While acknowledging the scale of the larger historical cities of Africa, it highlights on the one hand their dominance in the urban hierarchy, known as ‘primacy’, but at the same time the growth and importance of ‘small cities ‘ some of which, under official criteria, are not recognised as such. In fact more than half of the urban agglomerations identified by Africapolis do not conform to any official urban definition and several hundred do not appear on maps. The World Urbanisation Prospects (UN) lists 222 agglomerations of over 300,000 in population. Yet these represent only 3% of those agglomerations identified in this report. The UN yearbook has a threshold of 100,000 which covers just 10% of the urban population in Africa. Kinshasa is a startling example of the role of perception — it is either the least dense large city on the continent, on an administrative definition; or one of the most dense, on a morphological definition.
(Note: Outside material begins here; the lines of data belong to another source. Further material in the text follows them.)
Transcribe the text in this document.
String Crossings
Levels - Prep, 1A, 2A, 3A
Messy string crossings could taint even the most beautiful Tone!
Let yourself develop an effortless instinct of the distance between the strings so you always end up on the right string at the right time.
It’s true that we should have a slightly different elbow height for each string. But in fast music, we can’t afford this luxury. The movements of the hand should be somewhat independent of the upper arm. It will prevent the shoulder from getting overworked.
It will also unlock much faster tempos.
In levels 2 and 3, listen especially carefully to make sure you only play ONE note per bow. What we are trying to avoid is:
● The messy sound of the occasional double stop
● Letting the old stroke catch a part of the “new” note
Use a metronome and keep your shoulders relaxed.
The report is replete with examples such as those detailing the inadequacy of past and indeed current understanding of the process of urbanisation in Africa. It is self-evident that without such an understanding there is a high risk that planning strategies and urban interventions will be at best misguided and hence fail to deliver the aims set out in the New Urban Agenda and the DSDGs. There is also strong evidence — from surveys of planning capacity undertaken by, for instance, the Commonwealth Association of Planners and others that the capacity for planning in Africa is seriously deficient. It follows that any programme aimed at supporting African Governments to rise to the challenge of sustainable urbanisation should take into account these two issues — data and capacity. They are absolutely crucial. Africa’s urban challenges are our urban challenges. Africapolis is a profound contribution to that struggle.
Neil Blackshaw, MRTPI (retired), BA Hons Manchester MA Urban Design Newcastle
Neil began his career in Cumbria and then worked for various local authorities in forward planning and design issues until becoming Chief Executive of the Groundwork Trusts in Durham. After a period leading the Projects and Design team in Chelmsford he joined the NHS leading the Healthy Urban Development Unit in London, working with the London Development Agency across all the boroughs and Primary Care Trusts and many partners to promote and deliver better health through planning. Retiring from the NHS in 2009, he ran his own consultancy working with many clients including the Department of Health advising on and promoting health and planning. He developed a strong interest in health and planning in low and middle income countries and has worked closely with the Commonwealth Association of Planners on methods of integrating health and planning and increasing capacity for planning in developing countries.